Abstract

In the 2010s, major US initiatives framed urban retrofitting as a decarbonization solution. These programs address an obtrusive legacy of industrial capitalism: its built environments shed energy and emissions when they fall into disrepair. Political ecology and economy have been slow to engage retrofitting, an absence that is conspicuous as these fields take on planetary repair as a conceptual provocation and turn in mainstream conservation. This paper explores US retrofitting as a distinctive material repair practice, one born as an energy poverty program amid the scarcity fears of the 1970s Energy Crisis but seeing a renaissance today as a program for green capitalist growth.

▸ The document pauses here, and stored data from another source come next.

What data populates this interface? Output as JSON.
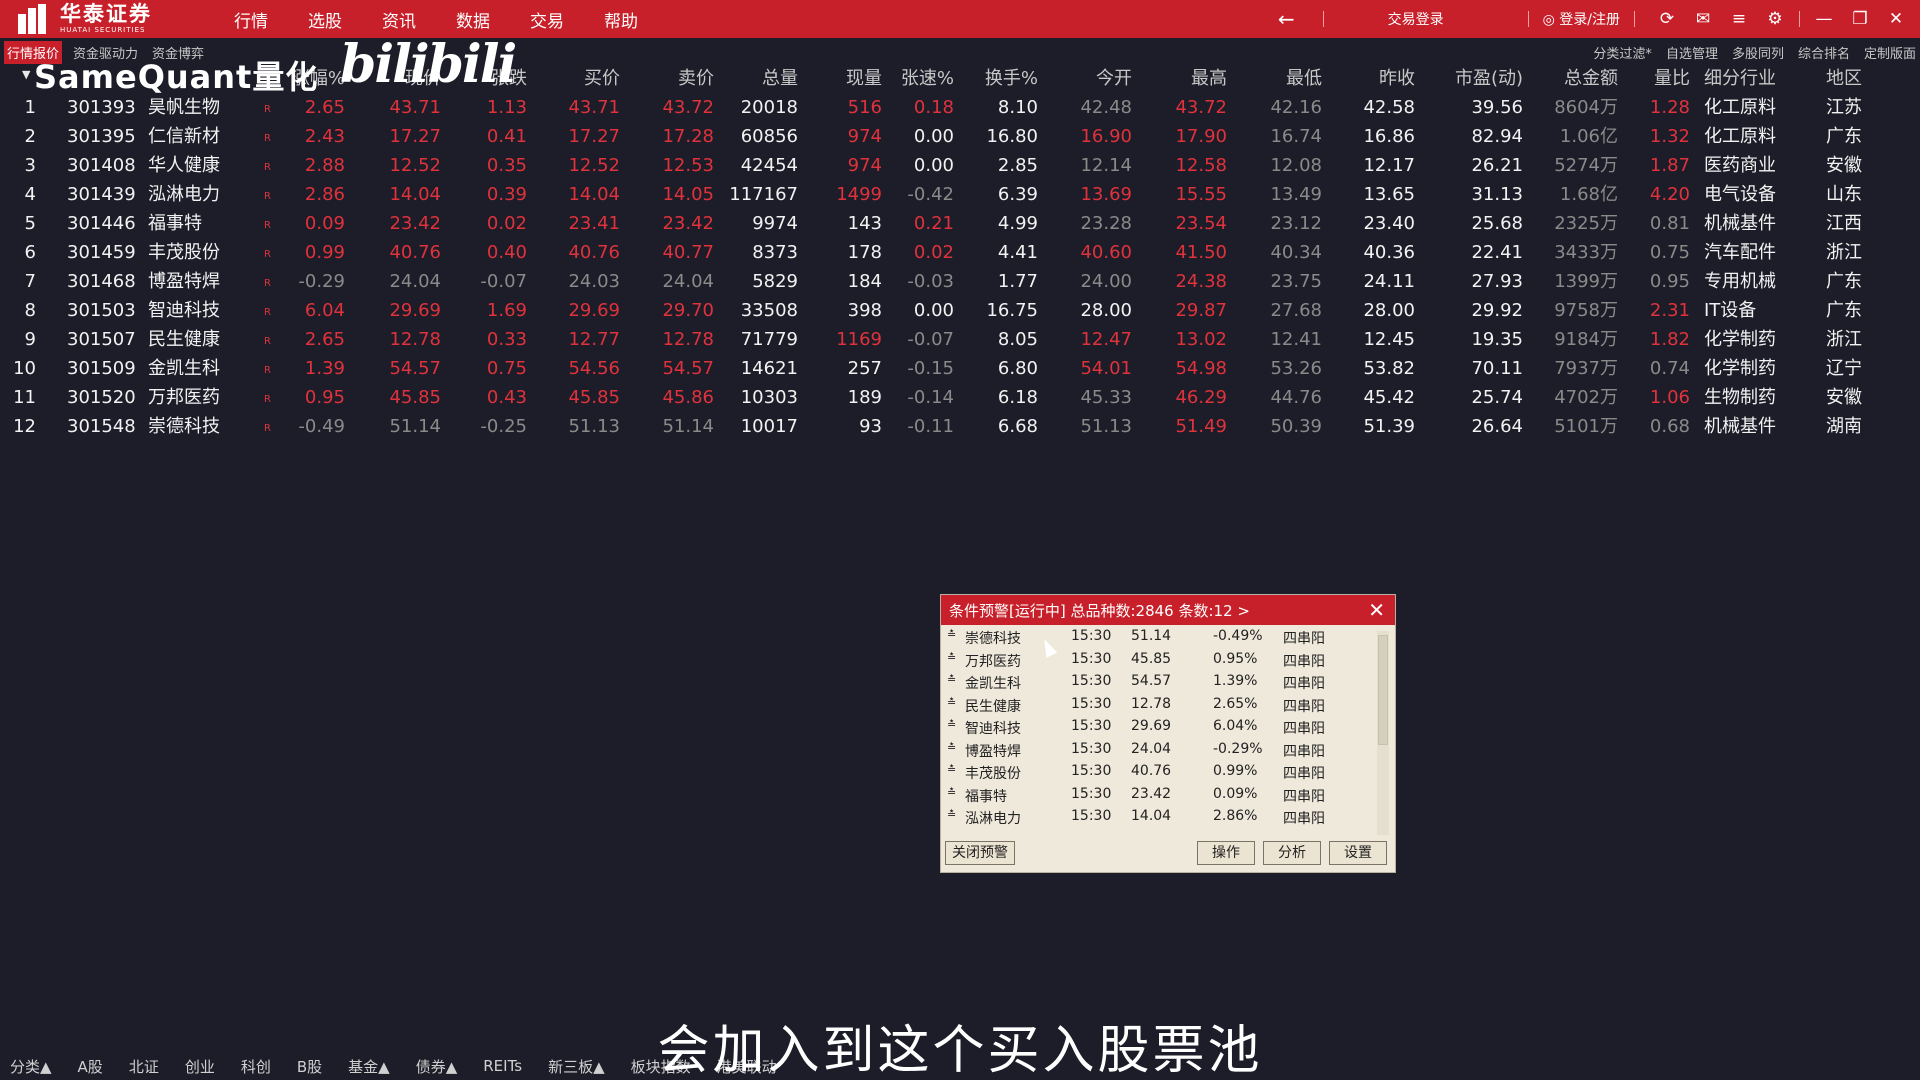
{
  "app": {
    "brand_cn": "华泰证券",
    "brand_en": "HUATAI SECURITIES",
    "menu": [
      "行情",
      "选股",
      "资讯",
      "数据",
      "交易",
      "帮助"
    ],
    "trade_login": "交易登录",
    "user_login": "登录/注册"
  },
  "subtabs": {
    "left": [
      "行情报价",
      "资金驱动力",
      "资金博弈"
    ],
    "right": [
      "分类过滤*",
      "自选管理",
      "多股同列",
      "综合排名",
      "定制版面"
    ]
  },
  "watermark": {
    "text": "SameQuant量化",
    "bili": "bilibili"
  },
  "table": {
    "headers": [
      "涨幅%",
      "现价",
      "张跌",
      "买价",
      "卖价",
      "总量",
      "现量",
      "张速%",
      "换手%",
      "今开",
      "最高",
      "最低",
      "昨收",
      "市盈(动)",
      "总金额",
      "量比",
      "细分行业",
      "地区"
    ],
    "rows": [
      {
        "idx": "1",
        "code": "301393",
        "name": "昊帆生物",
        "chg_pct": "2.65",
        "price": "43.71",
        "chg": "1.13",
        "bid": "43.71",
        "ask": "43.72",
        "vol": "20018",
        "cur_vol": "516",
        "speed": "0.18",
        "turnover": "8.10",
        "open": "42.48",
        "high": "43.72",
        "low": "42.16",
        "prev_close": "42.58",
        "pe": "39.56",
        "amount": "8604万",
        "vol_ratio": "1.28",
        "industry": "化工原料",
        "region": "江苏"
      },
      {
        "idx": "2",
        "code": "301395",
        "name": "仁信新材",
        "chg_pct": "2.43",
        "price": "17.27",
        "chg": "0.41",
        "bid": "17.27",
        "ask": "17.28",
        "vol": "60856",
        "cur_vol": "974",
        "speed": "0.00",
        "turnover": "16.80",
        "open": "16.90",
        "high": "17.90",
        "low": "16.74",
        "prev_close": "16.86",
        "pe": "82.94",
        "amount": "1.06亿",
        "vol_ratio": "1.32",
        "industry": "化工原料",
        "region": "广东"
      },
      {
        "idx": "3",
        "code": "301408",
        "name": "华人健康",
        "chg_pct": "2.88",
        "price": "12.52",
        "chg": "0.35",
        "bid": "12.52",
        "ask": "12.53",
        "vol": "42454",
        "cur_vol": "974",
        "speed": "0.00",
        "turnover": "2.85",
        "open": "12.14",
        "high": "12.58",
        "low": "12.08",
        "prev_close": "12.17",
        "pe": "26.21",
        "amount": "5274万",
        "vol_ratio": "1.87",
        "industry": "医药商业",
        "region": "安徽"
      },
      {
        "idx": "4",
        "code": "301439",
        "name": "泓淋电力",
        "chg_pct": "2.86",
        "price": "14.04",
        "chg": "0.39",
        "bid": "14.04",
        "ask": "14.05",
        "vol": "117167",
        "cur_vol": "1499",
        "speed": "-0.42",
        "turnover": "6.39",
        "open": "13.69",
        "high": "15.55",
        "low": "13.49",
        "prev_close": "13.65",
        "pe": "31.13",
        "amount": "1.68亿",
        "vol_ratio": "4.20",
        "industry": "电气设备",
        "region": "山东"
      },
      {
        "idx": "5",
        "code": "301446",
        "name": "福事特",
        "chg_pct": "0.09",
        "price": "23.42",
        "chg": "0.02",
        "bid": "23.41",
        "ask": "23.42",
        "vol": "9974",
        "cur_vol": "143",
        "speed": "0.21",
        "turnover": "4.99",
        "open": "23.28",
        "high": "23.54",
        "low": "23.12",
        "prev_close": "23.40",
        "pe": "25.68",
        "amount": "2325万",
        "vol_ratio": "0.81",
        "industry": "机械基件",
        "region": "江西"
      },
      {
        "idx": "6",
        "code": "301459",
        "name": "丰茂股份",
        "chg_pct": "0.99",
        "price": "40.76",
        "chg": "0.40",
        "bid": "40.76",
        "ask": "40.77",
        "vol": "8373",
        "cur_vol": "178",
        "speed": "0.02",
        "turnover": "4.41",
        "open": "40.60",
        "high": "41.50",
        "low": "40.34",
        "prev_close": "40.36",
        "pe": "22.41",
        "amount": "3433万",
        "vol_ratio": "0.75",
        "industry": "汽车配件",
        "region": "浙江"
      },
      {
        "idx": "7",
        "code": "301468",
        "name": "博盈特焊",
        "chg_pct": "-0.29",
        "price": "24.04",
        "chg": "-0.07",
        "bid": "24.03",
        "ask": "24.04",
        "vol": "5829",
        "cur_vol": "184",
        "speed": "-0.03",
        "turnover": "1.77",
        "open": "24.00",
        "high": "24.38",
        "low": "23.75",
        "prev_close": "24.11",
        "pe": "27.93",
        "amount": "1399万",
        "vol_ratio": "0.95",
        "industry": "专用机械",
        "region": "广东"
      },
      {
        "idx": "8",
        "code": "301503",
        "name": "智迪科技",
        "chg_pct": "6.04",
        "price": "29.69",
        "chg": "1.69",
        "bid": "29.69",
        "ask": "29.70",
        "vol": "33508",
        "cur_vol": "398",
        "speed": "0.00",
        "turnover": "16.75",
        "open": "28.00",
        "high": "29.87",
        "low": "27.68",
        "prev_close": "28.00",
        "pe": "29.92",
        "amount": "9758万",
        "vol_ratio": "2.31",
        "industry": "IT设备",
        "region": "广东"
      },
      {
        "idx": "9",
        "code": "301507",
        "name": "民生健康",
        "chg_pct": "2.65",
        "price": "12.78",
        "chg": "0.33",
        "bid": "12.77",
        "ask": "12.78",
        "vol": "71779",
        "cur_vol": "1169",
        "speed": "-0.07",
        "turnover": "8.05",
        "open": "12.47",
        "high": "13.02",
        "low": "12.41",
        "prev_close": "12.45",
        "pe": "19.35",
        "amount": "9184万",
        "vol_ratio": "1.82",
        "industry": "化学制药",
        "region": "浙江"
      },
      {
        "idx": "10",
        "code": "301509",
        "name": "金凯生科",
        "chg_pct": "1.39",
        "price": "54.57",
        "chg": "0.75",
        "bid": "54.56",
        "ask": "54.57",
        "vol": "14621",
        "cur_vol": "257",
        "speed": "-0.15",
        "turnover": "6.80",
        "open": "54.01",
        "high": "54.98",
        "low": "53.26",
        "prev_close": "53.82",
        "pe": "70.11",
        "amount": "7937万",
        "vol_ratio": "0.74",
        "industry": "化学制药",
        "region": "辽宁"
      },
      {
        "idx": "11",
        "code": "301520",
        "name": "万邦医药",
        "chg_pct": "0.95",
        "price": "45.85",
        "chg": "0.43",
        "bid": "45.85",
        "ask": "45.86",
        "vol": "10303",
        "cur_vol": "189",
        "speed": "-0.14",
        "turnover": "6.18",
        "open": "45.33",
        "high": "46.29",
        "low": "44.76",
        "prev_close": "45.42",
        "pe": "25.74",
        "amount": "4702万",
        "vol_ratio": "1.06",
        "industry": "生物制药",
        "region": "安徽"
      },
      {
        "idx": "12",
        "code": "301548",
        "name": "崇德科技",
        "chg_pct": "-0.49",
        "price": "51.14",
        "chg": "-0.25",
        "bid": "51.13",
        "ask": "51.14",
        "vol": "10017",
        "cur_vol": "93",
        "speed": "-0.11",
        "turnover": "6.68",
        "open": "51.13",
        "high": "51.49",
        "low": "50.39",
        "prev_close": "51.39",
        "pe": "26.64",
        "amount": "5101万",
        "vol_ratio": "0.68",
        "industry": "机械基件",
        "region": "湖南"
      }
    ]
  },
  "alert": {
    "title": "条件预警[运行中] 总品种数:2846 条数:12  >",
    "rows": [
      {
        "name": "崇德科技",
        "time": "15:30",
        "price": "51.14",
        "pct": "-0.49%",
        "signal": "四串阳"
      },
      {
        "name": "万邦医药",
        "time": "15:30",
        "price": "45.85",
        "pct": "0.95%",
        "signal": "四串阳"
      },
      {
        "name": "金凯生科",
        "time": "15:30",
        "price": "54.57",
        "pct": "1.39%",
        "signal": "四串阳"
      },
      {
        "name": "民生健康",
        "time": "15:30",
        "price": "12.78",
        "pct": "2.65%",
        "signal": "四串阳"
      },
      {
        "name": "智迪科技",
        "time": "15:30",
        "price": "29.69",
        "pct": "6.04%",
        "signal": "四串阳"
      },
      {
        "name": "博盈特焊",
        "time": "15:30",
        "price": "24.04",
        "pct": "-0.29%",
        "signal": "四串阳"
      },
      {
        "name": "丰茂股份",
        "time": "15:30",
        "price": "40.76",
        "pct": "0.99%",
        "signal": "四串阳"
      },
      {
        "name": "福事特",
        "time": "15:30",
        "price": "23.42",
        "pct": "0.09%",
        "signal": "四串阳"
      },
      {
        "name": "泓淋电力",
        "time": "15:30",
        "price": "14.04",
        "pct": "2.86%",
        "signal": "四串阳"
      }
    ],
    "buttons": {
      "close": "关闭预警",
      "operate": "操作",
      "analyze": "分析",
      "settings": "设置"
    }
  },
  "bottom_tabs": [
    "分类▲",
    "A股",
    "北证",
    "创业",
    "科创",
    "B股",
    "基金▲",
    "债券▲",
    "REITs",
    "新三板▲",
    "板块指数",
    "港美联动"
  ],
  "subtitle": "会加入到这个买入股票池",
  "colors": {
    "up": "#e0323c",
    "flat": "#f2f2f2",
    "down": "#8a8a8a",
    "brand": "#c8202a"
  }
}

I interrogate two economies of repair now emerging around retrofitting, energy market and cleantech aspirations to make energy efficiency a resource and articulated efforts to sell retrofits as new green value for real estate development and investment. Such urban revaluation efforts join an expanding array of green gentrification schemes today. Paradoxically, even as would-be green entrepreneurs are drawn to these seemingly intangible and “clean” forms of waste and value-in-waiting, retrofitting presents intransigent materialities. Its decarbonization ambitions demand not just profit-generating urban repair today but large-scale urban maintenance into the future. This need confronts longstanding efforts to render US cities and built environments flexible to recurrent creative destruction in service of ongoing economic growth. Such logics of de/revaluation and essential disposability permit concurrent US programs for gentrification and urban abandonment today. However, decarbonization requires a more substantial confrontation with capitalist ruination-as-usual.